Ternyata jawabannya membuatku sedikit menyesal memilih pertanyaan diwaktu seperti ini, karena diluar perkiraanku, pertanyaan itu membuatku harus berhati-hati menjawab pertanyaan balik darinya. Menurutnya, ia sedang ada di fase “Fear for self-image”, dan bertanya apakah ini merupakan hal yang wajar diusianya? Meski hatiku berkata cepat sekali ia sudah berada di fase ini, seakan mengkonfirmasi dia bukan lagi anak kecil yang pipinya dulu suka kucium gemas. Tentu saja kujawab dengan, “Tidak kok, itu hal yang wajar”, Kemudian kudengarkan saja apa yang ia ceritakan, sambil berusaha merekam baik-baik momen ini. 

Perjalanannya memasuki usia remaja kini membuatku sering teringat pada bapakku yang saat itu baru bisa bertemu denganku seminggu sekali. Sesekali waktu aku dan ibuku yang mengunjungi beliau. Perbedaan kultur walaupun masih sama-sama di tanah sunda membuatku sering juga berpikir seperti anakku. Penerimaan orang terhadap aku yang tidak cukup memahami kebiasaan disana, serta memikirkan hal sebaliknya, kenapa perbedaan itu harus ada? 

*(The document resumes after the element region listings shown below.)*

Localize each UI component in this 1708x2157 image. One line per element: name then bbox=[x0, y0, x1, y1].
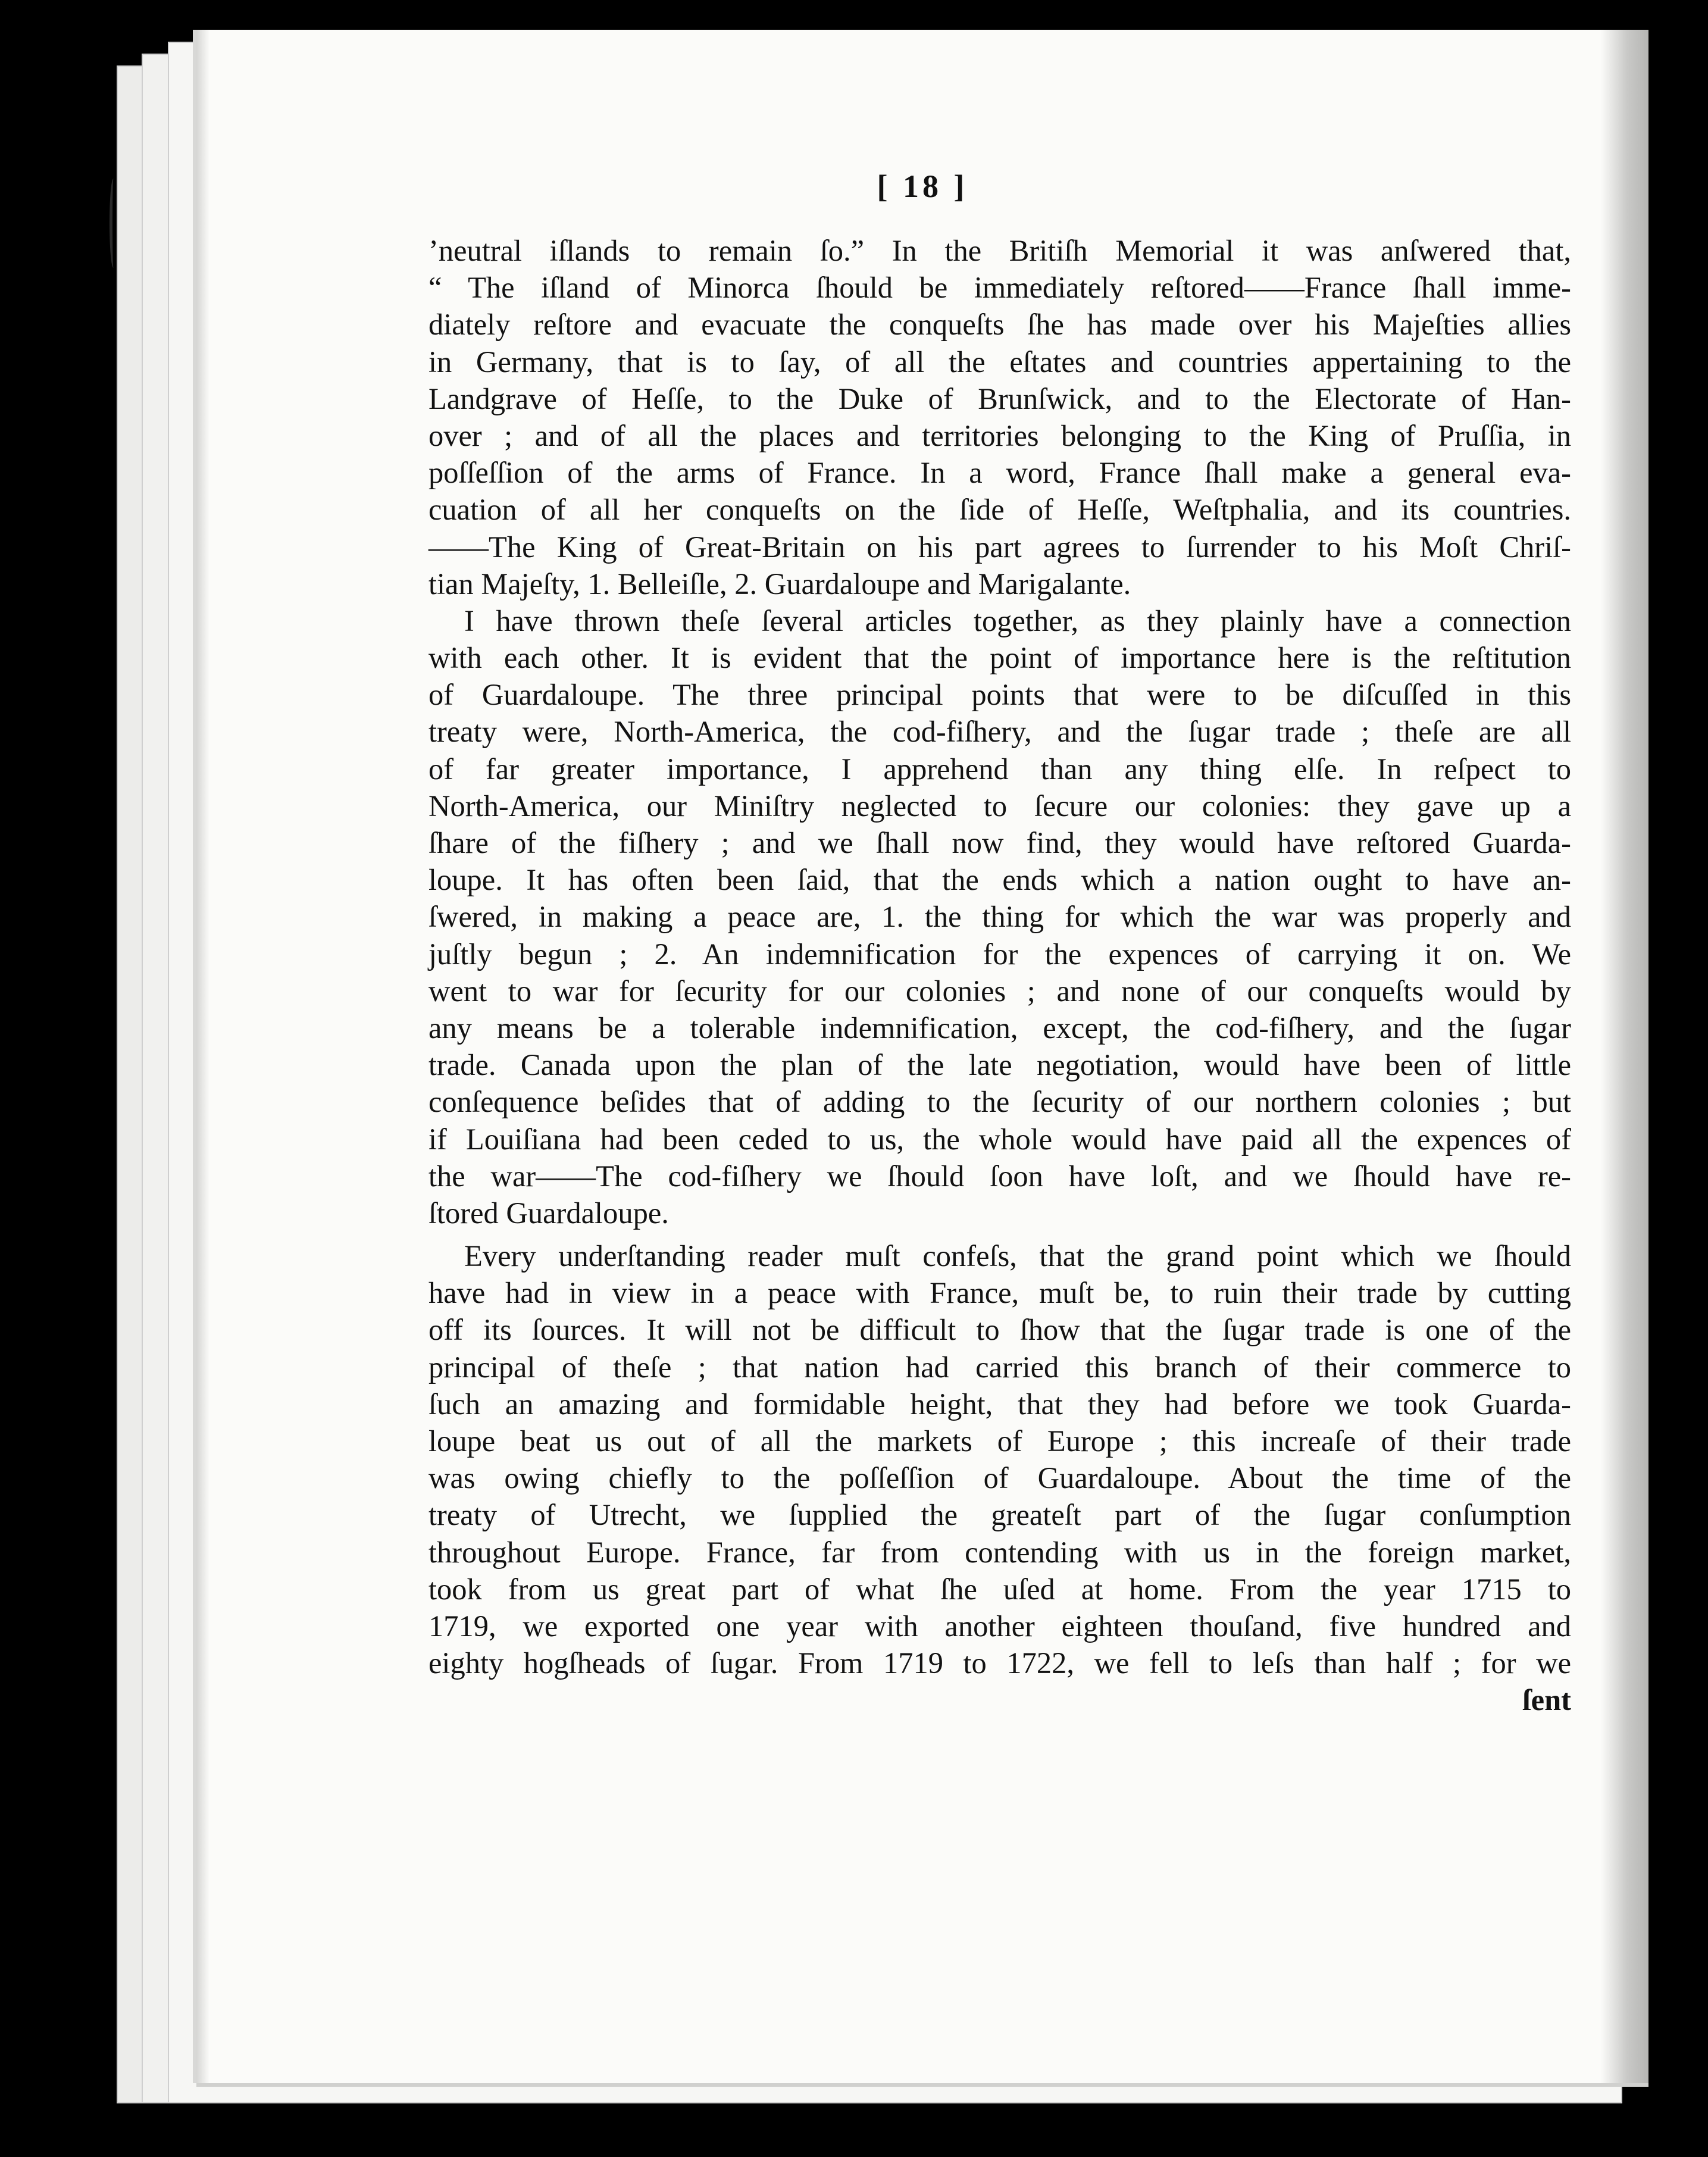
text-line: poſſeſſion of the arms of France. In a word, France ſhall make a general eva- bbox=[428, 456, 1571, 490]
text-line: eighty hogſheads of ſugar. From 1719 to 1722, we fell to leſs than half ; for we bbox=[428, 1646, 1571, 1680]
text-line: in Germany, that is to ſay, of all the eſtates and countries appertaining to the bbox=[428, 345, 1571, 379]
document-page bbox=[196, 30, 1648, 2083]
text-line: diately reſtore and evacuate the conqueſts ſhe has made over his Majeſties allies bbox=[428, 308, 1571, 342]
text-line: Landgrave of Heſſe, to the Duke of Brunſwick, and to the Electorate of Han- bbox=[428, 382, 1571, 415]
text-line: have had in view in a peace with France, muſt be, to ruin their trade by cutting bbox=[428, 1276, 1571, 1310]
catchword: ſent bbox=[1522, 1683, 1571, 1717]
text-line: took from us great part of what ſhe uſed at home. From the year 1715 to bbox=[428, 1572, 1571, 1606]
text-line: was owing chiefly to the poſſeſſion of Guardaloupe. About the time of the bbox=[428, 1461, 1571, 1495]
text-line: of Guardaloupe. The three principal points that were to be diſcuſſed in this bbox=[428, 678, 1571, 712]
text-line: treaty were, North-America, the cod-fiſhery, and the ſugar trade ; theſe are all bbox=[428, 715, 1571, 749]
text-line: loupe beat us out of all the markets of Europe ; this increaſe of their trade bbox=[428, 1424, 1571, 1458]
text-line: 1719, we exported one year with another eighteen thouſand, five hundred and bbox=[428, 1609, 1571, 1643]
text-line: if Louiſiana had been ceded to us, the whole would have paid all the expences of bbox=[428, 1122, 1571, 1156]
text-line: conſequence beſides that of adding to the ſecurity of our northern colonies ; but bbox=[428, 1085, 1571, 1119]
text-line: cuation of all her conqueſts on the ſide of Heſſe, Weſtphalia, and its countries. bbox=[428, 493, 1571, 527]
body-text bbox=[428, 232, 1571, 1719]
paragraph-gap bbox=[428, 1231, 1571, 1237]
text-line: trade. Canada upon the plan of the late negotiation, would have been of little bbox=[428, 1048, 1571, 1082]
page-shadow-left bbox=[196, 30, 209, 2083]
text-line: ʼneutral iſlands to remain ſo.” In the Britiſh Memorial it was anſwered that, bbox=[428, 234, 1571, 267]
text-line: the war——The cod-fiſhery we ſhould ſoon have loſt, and we ſhould have re- bbox=[428, 1159, 1571, 1193]
text-line: of far greater importance, I apprehend than any thing elſe. In reſpect to bbox=[428, 752, 1571, 786]
text-line: I have thrown theſe ſeveral articles together, as they plainly have a connection bbox=[464, 604, 1571, 637]
binding-mark bbox=[110, 179, 117, 268]
text-line: ſhare of the fiſhery ; and we ſhall now find, they would have reſtored Guarda- bbox=[428, 826, 1571, 859]
text-line: any means be a tolerable indemnification, except, the cod-fiſhery, and the ſugar bbox=[428, 1011, 1571, 1045]
text-line: ſwered, in making a peace are, 1. the thing for which the war was properly and bbox=[428, 900, 1571, 934]
text-line: Every underſtanding reader muſt confeſs, that the grand point which we ſhould bbox=[464, 1239, 1571, 1273]
text-line: went to war for ſecurity for our colonies ; and none of our conqueſts would by bbox=[428, 974, 1571, 1008]
text-line: off its ſources. It will not be difficult to ſhow that the ſugar trade is one of the bbox=[428, 1313, 1571, 1347]
text-line: treaty of Utrecht, we ſupplied the greateſt part of the ſugar conſumption bbox=[428, 1498, 1571, 1532]
text-line: ——The King of Great-Britain on his part agrees to ſurrender to his Moſt Chriſ- bbox=[428, 530, 1571, 564]
text-line: with each other. It is evident that the point of importance here is the reſtitution bbox=[428, 641, 1571, 675]
page-gutter-shadow bbox=[1601, 30, 1648, 2083]
text-line: principal of theſe ; that nation had carried this branch of their commerce to bbox=[428, 1350, 1571, 1384]
text-line: juſtly begun ; 2. An indemnification for the expences of carrying it on. We bbox=[428, 937, 1571, 971]
text-line: loupe. It has often been ſaid, that the ends which a nation ought to have an- bbox=[428, 863, 1571, 897]
text-line: North-America, our Miniſtry neglected to ſecure our colonies: they gave up a bbox=[428, 789, 1571, 823]
text-line: tian Majeſty, 1. Belleiſle, 2. Guardaloupe and Marigalante. bbox=[428, 567, 1131, 601]
text-line: throughout Europe. France, far from contending with us in the foreign market, bbox=[428, 1535, 1571, 1569]
page-number-header: [ 18 ] bbox=[877, 168, 968, 204]
text-line: ſtored Guardaloupe. bbox=[428, 1196, 669, 1230]
text-line: over ; and of all the places and territories belonging to the King of Pruſſia, in bbox=[428, 418, 1571, 452]
text-line: ſuch an amazing and formidable height, that they had before we took Guarda- bbox=[428, 1387, 1571, 1421]
text-line: “ The iſland of Minorca ſhould be immediately reſtored——France ſhall imme- bbox=[428, 271, 1571, 305]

Usai anakku bercerita, kutanyakan lagi satu hal tentang perlu tidak kita selalu menuruti apa yang orang lain mau? Lalu ia mengatakan, “Tidak selalu perlu sih, meski terkadang perlu juga” karena menurutnya, semua masih bisa dibicarakan dan tidak perlu memaksakan diri. 

Aku setuju dengan pendapatnya, sebab kita tidak bisa memenuhi semua, terkadang ada hal-hal yang terpaksa kita pilih dan kita tinggalkan. Tidak melulu soal apa pendapat orang lain, tetapi bagaimana kita mengenalkan batasan diri terhadap oranglain. Rasanya, dengan mendengar jawabannya, aku tidak perlu terlalu khawatir. Aku yakin dia akan bisa menjaga diri sesuai kapasitasnya sebagai sosk anak, teman, maupun seseorang yang sedang terus bertumbuh. 

Bincang ini sungguh kusyukuri, meski terus berlanjut sampai ke meja makan tetapi aku jadi mengerti apa yang pernah dikhawatirkan bapak kepadaku. Dengan batas pemahamanku dahulu, sepertinya anakku jauh lebih cerdas membacanya. Terakhir, anakku bilang, “Maaf ya bu, kadang aku marah-marah karena kecewa, seharusnya itu tidak perlu”, kali ini membuyarkan adalah genangan yang tak bisa lagi kutahan dipelupuk mata. 

“Cicak-cicak di dinding… hihihi” terdengar tawa anakku diujung sana.